Paulina Moses from the ICT ministry believes that as the custodian of ICT in the government, it is the office’s responsibility to enlighten other government employees on the need to limit the use of paper. To eventually become a paperless society, small steps need to be taken and it is essential that the region does so collectively.
This she said can be through simple tasks such as limiting the use of paper for meeting documents such as the agenda or minutes and for officials to rather use their cellphones or laptops to read these documents.
Elisia Muhongo, the chief economist from the industrialisation and trade ministry, believes that completely moving towards a paperless society has its challenges, especially for those who do not have stable internet connection.

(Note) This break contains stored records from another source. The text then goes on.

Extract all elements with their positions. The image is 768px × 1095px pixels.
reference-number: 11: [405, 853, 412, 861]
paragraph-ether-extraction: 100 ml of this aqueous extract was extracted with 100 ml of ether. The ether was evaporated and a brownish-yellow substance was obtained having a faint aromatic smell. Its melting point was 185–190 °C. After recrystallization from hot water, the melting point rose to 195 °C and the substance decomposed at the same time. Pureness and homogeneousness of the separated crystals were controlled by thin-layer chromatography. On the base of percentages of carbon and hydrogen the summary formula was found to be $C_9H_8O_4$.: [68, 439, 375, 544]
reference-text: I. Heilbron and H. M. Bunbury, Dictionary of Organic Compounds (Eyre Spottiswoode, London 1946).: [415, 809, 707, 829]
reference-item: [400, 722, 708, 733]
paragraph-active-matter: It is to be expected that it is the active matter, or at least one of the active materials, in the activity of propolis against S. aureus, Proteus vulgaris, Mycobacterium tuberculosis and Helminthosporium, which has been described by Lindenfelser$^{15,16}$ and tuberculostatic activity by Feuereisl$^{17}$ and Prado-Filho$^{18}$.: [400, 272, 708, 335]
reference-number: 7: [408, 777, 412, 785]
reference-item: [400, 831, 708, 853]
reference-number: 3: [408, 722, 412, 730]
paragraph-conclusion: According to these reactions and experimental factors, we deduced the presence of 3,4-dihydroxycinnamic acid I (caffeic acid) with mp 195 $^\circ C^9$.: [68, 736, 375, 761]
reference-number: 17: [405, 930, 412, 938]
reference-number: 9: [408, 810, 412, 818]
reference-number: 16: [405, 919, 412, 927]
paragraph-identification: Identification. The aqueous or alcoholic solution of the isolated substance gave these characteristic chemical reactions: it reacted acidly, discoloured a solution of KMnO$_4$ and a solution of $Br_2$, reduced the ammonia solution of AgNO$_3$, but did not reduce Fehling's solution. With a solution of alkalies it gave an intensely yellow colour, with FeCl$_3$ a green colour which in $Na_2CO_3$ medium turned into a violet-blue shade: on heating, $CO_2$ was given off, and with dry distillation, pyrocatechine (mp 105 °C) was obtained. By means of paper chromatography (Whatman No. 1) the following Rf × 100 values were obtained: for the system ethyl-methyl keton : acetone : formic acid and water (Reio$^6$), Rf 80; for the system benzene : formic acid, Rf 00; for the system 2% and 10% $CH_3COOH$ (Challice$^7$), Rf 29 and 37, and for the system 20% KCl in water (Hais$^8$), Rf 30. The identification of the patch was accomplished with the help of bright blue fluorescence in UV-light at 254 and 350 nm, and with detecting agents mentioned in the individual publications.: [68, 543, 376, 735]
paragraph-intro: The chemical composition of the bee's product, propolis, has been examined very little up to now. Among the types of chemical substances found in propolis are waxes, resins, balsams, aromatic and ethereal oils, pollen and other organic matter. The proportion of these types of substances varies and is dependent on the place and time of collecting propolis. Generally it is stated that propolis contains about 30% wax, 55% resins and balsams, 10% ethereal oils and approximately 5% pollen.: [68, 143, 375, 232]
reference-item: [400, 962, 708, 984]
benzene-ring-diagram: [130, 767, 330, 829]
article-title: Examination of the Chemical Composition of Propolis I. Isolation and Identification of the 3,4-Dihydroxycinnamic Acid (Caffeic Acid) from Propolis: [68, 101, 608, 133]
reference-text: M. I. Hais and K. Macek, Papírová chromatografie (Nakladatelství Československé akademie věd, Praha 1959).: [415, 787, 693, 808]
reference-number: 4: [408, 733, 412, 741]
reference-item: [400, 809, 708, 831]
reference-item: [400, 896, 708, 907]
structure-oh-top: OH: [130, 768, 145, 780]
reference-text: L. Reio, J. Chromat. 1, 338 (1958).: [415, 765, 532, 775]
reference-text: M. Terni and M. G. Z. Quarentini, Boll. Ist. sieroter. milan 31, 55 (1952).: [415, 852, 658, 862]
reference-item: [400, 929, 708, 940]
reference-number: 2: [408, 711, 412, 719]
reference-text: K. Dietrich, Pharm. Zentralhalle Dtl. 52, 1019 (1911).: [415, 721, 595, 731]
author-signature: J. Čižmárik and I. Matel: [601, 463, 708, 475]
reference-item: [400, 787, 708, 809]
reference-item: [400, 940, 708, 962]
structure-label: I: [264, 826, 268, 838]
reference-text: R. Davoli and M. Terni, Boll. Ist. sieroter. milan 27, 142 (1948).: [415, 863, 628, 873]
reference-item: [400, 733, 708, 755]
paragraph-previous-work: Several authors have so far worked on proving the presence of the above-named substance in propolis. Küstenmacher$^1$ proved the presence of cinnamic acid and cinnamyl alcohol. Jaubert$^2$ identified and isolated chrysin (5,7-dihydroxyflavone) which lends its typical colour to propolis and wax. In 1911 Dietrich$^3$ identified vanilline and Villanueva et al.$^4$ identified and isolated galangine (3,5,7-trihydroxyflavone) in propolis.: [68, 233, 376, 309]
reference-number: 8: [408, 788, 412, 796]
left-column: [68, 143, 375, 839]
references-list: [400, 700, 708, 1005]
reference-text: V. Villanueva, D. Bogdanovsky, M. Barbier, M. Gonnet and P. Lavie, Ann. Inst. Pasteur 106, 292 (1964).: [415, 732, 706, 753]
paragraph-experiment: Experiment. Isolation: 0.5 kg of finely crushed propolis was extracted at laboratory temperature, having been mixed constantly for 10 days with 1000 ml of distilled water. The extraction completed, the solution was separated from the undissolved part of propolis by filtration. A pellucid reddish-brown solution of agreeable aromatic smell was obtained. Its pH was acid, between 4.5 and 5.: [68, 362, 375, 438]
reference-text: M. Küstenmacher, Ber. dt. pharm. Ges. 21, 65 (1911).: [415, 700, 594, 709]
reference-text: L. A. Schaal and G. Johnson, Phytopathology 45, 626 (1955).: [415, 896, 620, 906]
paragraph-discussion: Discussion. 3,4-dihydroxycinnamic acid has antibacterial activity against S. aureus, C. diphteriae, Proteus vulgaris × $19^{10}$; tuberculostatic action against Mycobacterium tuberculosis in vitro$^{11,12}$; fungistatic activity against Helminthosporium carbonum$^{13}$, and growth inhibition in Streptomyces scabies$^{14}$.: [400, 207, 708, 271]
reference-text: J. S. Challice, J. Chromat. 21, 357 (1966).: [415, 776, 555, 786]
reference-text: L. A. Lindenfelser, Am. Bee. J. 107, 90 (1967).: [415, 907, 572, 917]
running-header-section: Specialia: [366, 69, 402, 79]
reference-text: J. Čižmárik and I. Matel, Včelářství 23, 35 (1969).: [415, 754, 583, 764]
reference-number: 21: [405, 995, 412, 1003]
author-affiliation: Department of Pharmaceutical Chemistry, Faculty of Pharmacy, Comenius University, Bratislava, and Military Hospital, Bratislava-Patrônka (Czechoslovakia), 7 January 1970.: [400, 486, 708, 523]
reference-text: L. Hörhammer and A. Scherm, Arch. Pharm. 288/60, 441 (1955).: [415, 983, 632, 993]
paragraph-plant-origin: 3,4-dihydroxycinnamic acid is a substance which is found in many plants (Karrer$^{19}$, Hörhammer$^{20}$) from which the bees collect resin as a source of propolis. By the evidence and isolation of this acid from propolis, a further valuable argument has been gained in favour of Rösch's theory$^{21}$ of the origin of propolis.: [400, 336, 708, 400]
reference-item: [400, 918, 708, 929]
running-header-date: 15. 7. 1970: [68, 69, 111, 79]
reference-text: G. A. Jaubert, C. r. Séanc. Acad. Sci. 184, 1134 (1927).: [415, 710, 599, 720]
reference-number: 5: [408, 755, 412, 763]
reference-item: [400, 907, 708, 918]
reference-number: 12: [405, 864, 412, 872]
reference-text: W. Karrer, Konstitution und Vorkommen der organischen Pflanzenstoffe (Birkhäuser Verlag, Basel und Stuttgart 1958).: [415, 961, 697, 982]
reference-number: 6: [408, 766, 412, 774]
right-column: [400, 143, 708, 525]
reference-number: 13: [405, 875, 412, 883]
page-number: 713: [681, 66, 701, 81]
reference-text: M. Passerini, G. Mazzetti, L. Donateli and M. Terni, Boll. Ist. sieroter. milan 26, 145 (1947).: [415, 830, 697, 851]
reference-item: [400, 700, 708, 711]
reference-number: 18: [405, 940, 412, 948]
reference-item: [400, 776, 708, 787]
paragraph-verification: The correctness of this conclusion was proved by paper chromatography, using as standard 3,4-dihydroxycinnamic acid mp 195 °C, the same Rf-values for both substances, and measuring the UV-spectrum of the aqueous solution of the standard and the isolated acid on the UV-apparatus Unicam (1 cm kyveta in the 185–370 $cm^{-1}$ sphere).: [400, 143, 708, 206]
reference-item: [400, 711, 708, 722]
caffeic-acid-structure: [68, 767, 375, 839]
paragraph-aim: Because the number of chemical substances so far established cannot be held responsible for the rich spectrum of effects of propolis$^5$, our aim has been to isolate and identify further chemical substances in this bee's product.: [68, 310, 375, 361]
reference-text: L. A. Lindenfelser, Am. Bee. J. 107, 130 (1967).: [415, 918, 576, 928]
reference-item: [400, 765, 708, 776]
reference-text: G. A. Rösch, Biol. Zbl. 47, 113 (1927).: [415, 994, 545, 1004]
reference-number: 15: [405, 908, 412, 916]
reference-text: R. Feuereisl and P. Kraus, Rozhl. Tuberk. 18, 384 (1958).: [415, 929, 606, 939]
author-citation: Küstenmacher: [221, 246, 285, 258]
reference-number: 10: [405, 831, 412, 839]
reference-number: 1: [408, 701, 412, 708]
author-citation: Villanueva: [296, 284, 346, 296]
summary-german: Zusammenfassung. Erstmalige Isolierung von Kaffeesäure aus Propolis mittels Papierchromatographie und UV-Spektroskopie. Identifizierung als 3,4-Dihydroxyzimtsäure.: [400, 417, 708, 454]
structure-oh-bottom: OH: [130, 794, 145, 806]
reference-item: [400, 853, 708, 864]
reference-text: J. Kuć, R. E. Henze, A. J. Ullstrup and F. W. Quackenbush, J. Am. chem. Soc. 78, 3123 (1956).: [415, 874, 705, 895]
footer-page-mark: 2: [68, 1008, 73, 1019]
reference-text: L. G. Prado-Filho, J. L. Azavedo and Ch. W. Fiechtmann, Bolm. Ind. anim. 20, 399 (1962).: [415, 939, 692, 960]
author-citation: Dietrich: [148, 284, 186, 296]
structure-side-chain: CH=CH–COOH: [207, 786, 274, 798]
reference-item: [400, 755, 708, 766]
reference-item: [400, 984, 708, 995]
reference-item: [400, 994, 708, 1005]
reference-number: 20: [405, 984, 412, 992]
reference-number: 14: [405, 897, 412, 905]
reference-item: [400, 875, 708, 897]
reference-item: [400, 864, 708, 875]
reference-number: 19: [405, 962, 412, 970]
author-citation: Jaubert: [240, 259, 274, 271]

Muhongo also believes that Namibia should strengthen its internet safety laws.
“People understand the implications when you steal a confidential file and take it to someone. But with the internet, people are so used to sharing things without consequences. We need strong laws on protection of confidential information and how we can be held accountable,” said Muhongo.
The economist applauded MICT for the initiative and noted that more campaigns are needed to sensitise people of the advantages the country can derive from going paperless.
Albanus Natangue, the centre manager at the sport, youth and national service ministry said that the biggest challenge hindering the progression of digitization and moving towards a paperless office is the mindset of employees.
“Employees are refusing to change. People believe IT is difficult and only for seniors. Words like digitization make junior staff scared,” he said.
Natangue also believes that a paperless office will enhance its service delivery as this will narrow the bureaucracy within government, making reference to the long process it takes for offices to obtain written approval for any activity through writing a submission and at times with four or more signatories.
“The word digitization has epitomized development in recent years. Despite the presence of other developmental challenges, it is essential that Oshikoto as a region maintains momentum towards digitization. We understand that a paperless office can increase its productivity, save money and be friendly to the environment. It is easier, faster and more convenient to share digital documents as opposed to hard-copy. While imperative during the pandemic, it is a long-term strategy that should be embraced,” said Moses.